In 2014, scientists in Hawaii discovered a rock formation consisting of beach sediment, basaltic lava fragments, organic debris and melted plastic. Such a finding is illustrative of the world in which we now live; one where plastic melds with organic material to leave an indelible, non-biodegradable record of our consumer habits. The scientists have dubbed the material plastiglomerate and suggest the compound could define our legacy on earth.
Plastic pollution is everywhere
If you look around your office or house, you’ll find plastic items within a matter of seconds. This durable material has become a part and problem of lives across Australia.

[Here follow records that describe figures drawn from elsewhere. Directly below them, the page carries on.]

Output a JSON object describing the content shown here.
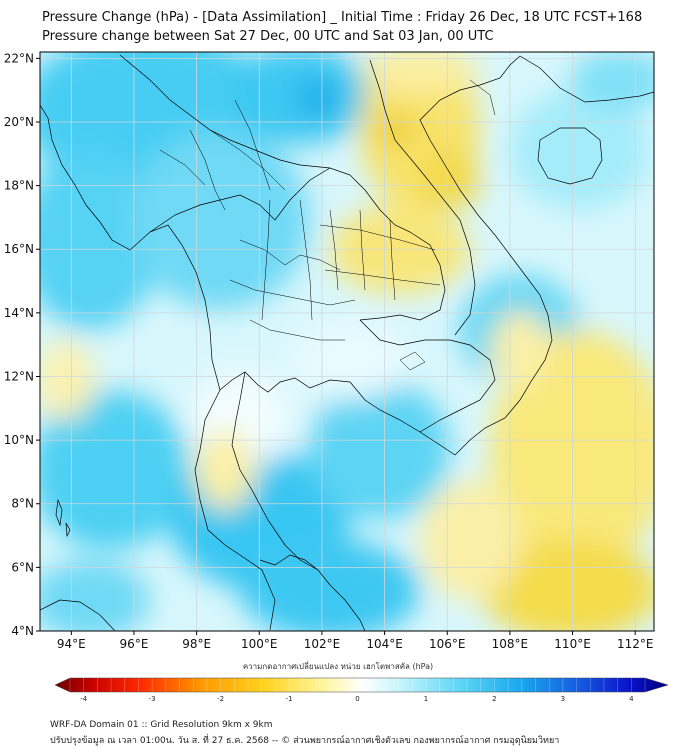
{
  "header": {
    "title_line1": "Pressure Change (hPa) - [Data Assimilation] _ Initial Time : Friday 26 Dec, 18 UTC FCST+168",
    "title_line2": "Pressure change between Sat 27 Dec, 00 UTC and Sat 03 Jan, 00 UTC"
  },
  "map": {
    "lat_labels": [
      "22°N",
      "20°N",
      "18°N",
      "16°N",
      "14°N",
      "12°N",
      "10°N",
      "8°N",
      "6°N",
      "4°N"
    ],
    "lon_labels": [
      "94°E",
      "96°E",
      "98°E",
      "100°E",
      "102°E",
      "104°E",
      "106°E",
      "108°E",
      "110°E",
      "112°E"
    ],
    "lat_range": [
      4,
      22.2
    ],
    "lon_range": [
      93,
      112.6
    ],
    "field_colors": {
      "positive_light": "#b8f0fb",
      "positive": "#5fd6f5",
      "positive_strong": "#19b6ef",
      "neutral": "#eefcfe",
      "negative_light": "#fbf3b3",
      "negative": "#f8e86e",
      "negative_strong": "#f0d43c"
    }
  },
  "colorbar": {
    "title": "ความกดอากาศเปลี่ยนแปลง หน่วย เฮกโตพาสคัล (hPa)",
    "ticks": [
      "-4",
      "-3",
      "-2",
      "-1",
      "0",
      "1",
      "2",
      "3",
      "4"
    ],
    "range": [
      -4.2,
      4.2
    ]
  },
  "footer": {
    "line1": "WRF-DA Domain 01 :: Grid Resolution 9km x 9km",
    "line2": "ปรับปรุงข้อมูล ณ เวลา 01:00น. วัน ส. ที่ 27 ธ.ค. 2568 -- © ส่วนพยากรณ์อากาศเชิงตัวเลข กองพยากรณ์อากาศ กรมอุตุนิยมวิทยา"
  }
}
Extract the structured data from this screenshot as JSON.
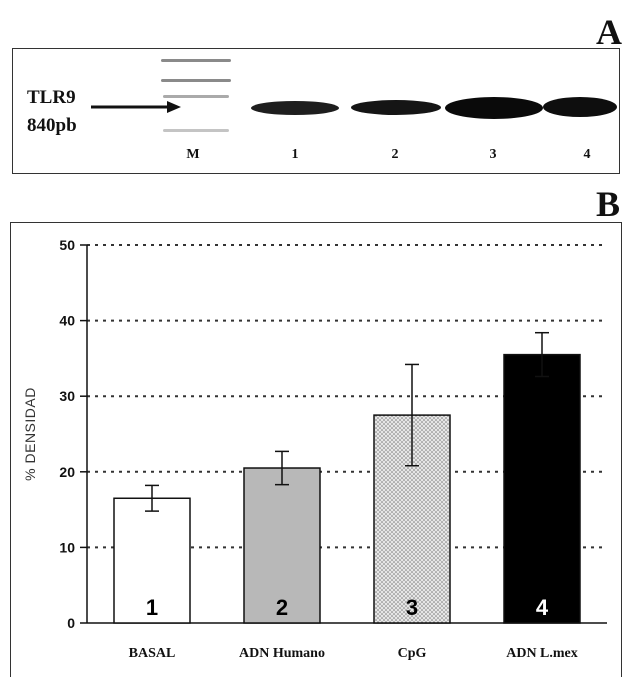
{
  "panel_a": {
    "letter": "A",
    "labels": [
      "TLR9",
      "840pb"
    ],
    "lanes": [
      "M",
      "1",
      "2",
      "3",
      "4"
    ]
  },
  "panel_b": {
    "letter": "B"
  },
  "colors": {
    "bar_basal": "#ffffff",
    "bar_adn_humano": "#b8b8b8",
    "bar_cpg": "#d9d9d9",
    "bar_adn_lmex": "#000000",
    "axis": "#111111",
    "grid": "#333333"
  },
  "chart_data": {
    "type": "bar",
    "categories": [
      "BASAL",
      "ADN Humano",
      "CpG",
      "ADN L.mex"
    ],
    "values": [
      16.5,
      20.5,
      27.5,
      35.5
    ],
    "error": [
      1.7,
      2.2,
      6.7,
      2.9
    ],
    "bar_numbers": [
      "1",
      "2",
      "3",
      "4"
    ],
    "ylabel": "% DENSIDAD",
    "xlabel": "",
    "yticks": [
      0,
      10,
      20,
      30,
      40,
      50
    ],
    "ylim": [
      0,
      50
    ],
    "grid": true,
    "grid_style": "dotted horizontal"
  }
}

Ipswich City in Queensland is the first Australian council to go public on sending recyclable waste to the tip due China's ban on imported recycled waste. South East Queensland based environmental conservation group, Healthy Land and Water, travel across the coast to collect almost 10,000 items a month and are consistently finding plastic bottles. As per estimations, between 4,866 and 14,600 turtles could have been caught in any one of the 9,000 nets found across Northern Australia. This is the harsh reality of Australia's plastic pollution problem.
The complexity of recycling
An obstacle to recycling lies in a lack of transparency about which plastics are recyclable. Plastics are numbered, helping consumers understand which plastic they are using. However, few of us understand the code. We may not realise a bottle displaying a ‘1’ is recyclable, while a bottle showing a ‘3’ or ‘5’ is probably not. Moreover, PET only suits single-use, as anything more increases the risk of bacterial growth; or hazardous materials leaching into the liquid. This means consumers are actively discouraged from re-using the products.
Earth Day 2018
Earth Day has been at the forefront of environmental activism since 1970; now turning its attention to plastics, with its 22nd April event seeking to galvanize the community to modify behaviors through:
- A grassroots movement for the adoption of a global framework regulating plastic pollution;
- Mobilizing global populations to control and clear plastic pollution;
- Educating individuals around plastic consumption with the aim of encouraging rejection, reuse, and recycling;
- Promoting increased regulation at a local level.
As evidence mounts of the impact of ocean-borne plastic, Earth Day hopes to motivate individuals, organizations, and educators alike to take collective action to reverse the impending threat. With concerns the ocean will contain more plastic than fish by 2050, it is critical to pursue change at every level. The growing seas of plastic have prompted movements on a global scale. The United Nations Environment Program is pioneering a project to promote global awareness of the risks of marine plastic pollution, while also leading a #CleanSeas campaign to ‘turn the tide on plastic disposal’.
Five steps towards plastic free living
Do you think it's possible to live life without plastic? There are effective ways to limit your exposure and you can implement these practices to start your journey towards plastic-free living.
Say no to straws
Only buy the clothes you need
Polyester now dominates the fashion industry, with usage easily outstripping both cotton and wool. Polyester is a polymer, most commonly referred to as a PET – or plastic 1. Overproduction and overconsumption of clothing have led to high volumes of clothing disposal, resulting in pollution. Consumers must be mindful of what is in their wardrobe, making the most of their selection and donating to a local charity or consignment store.
Try cooking at home
Reduce reliance on takeaways, unnecessary packaging, disposable cutlery and containers. Single-use items are a scourge of the ocean. You can save home-cooked leftovers or compost the scraps from the cooking process.
Avoid single use carrier bags
Keep cloth bags in your car, store them in a visible position in your house and always remember to take them with you when you head out.
Purchase a reusable water bottle
Most plastic bottles are unsuitable for multiple-use: they leach toxic by-products and harbour bacteria. Choose BPA-free bottles or glass jars when hydrating with a plumbed-in water cooler in your home or office.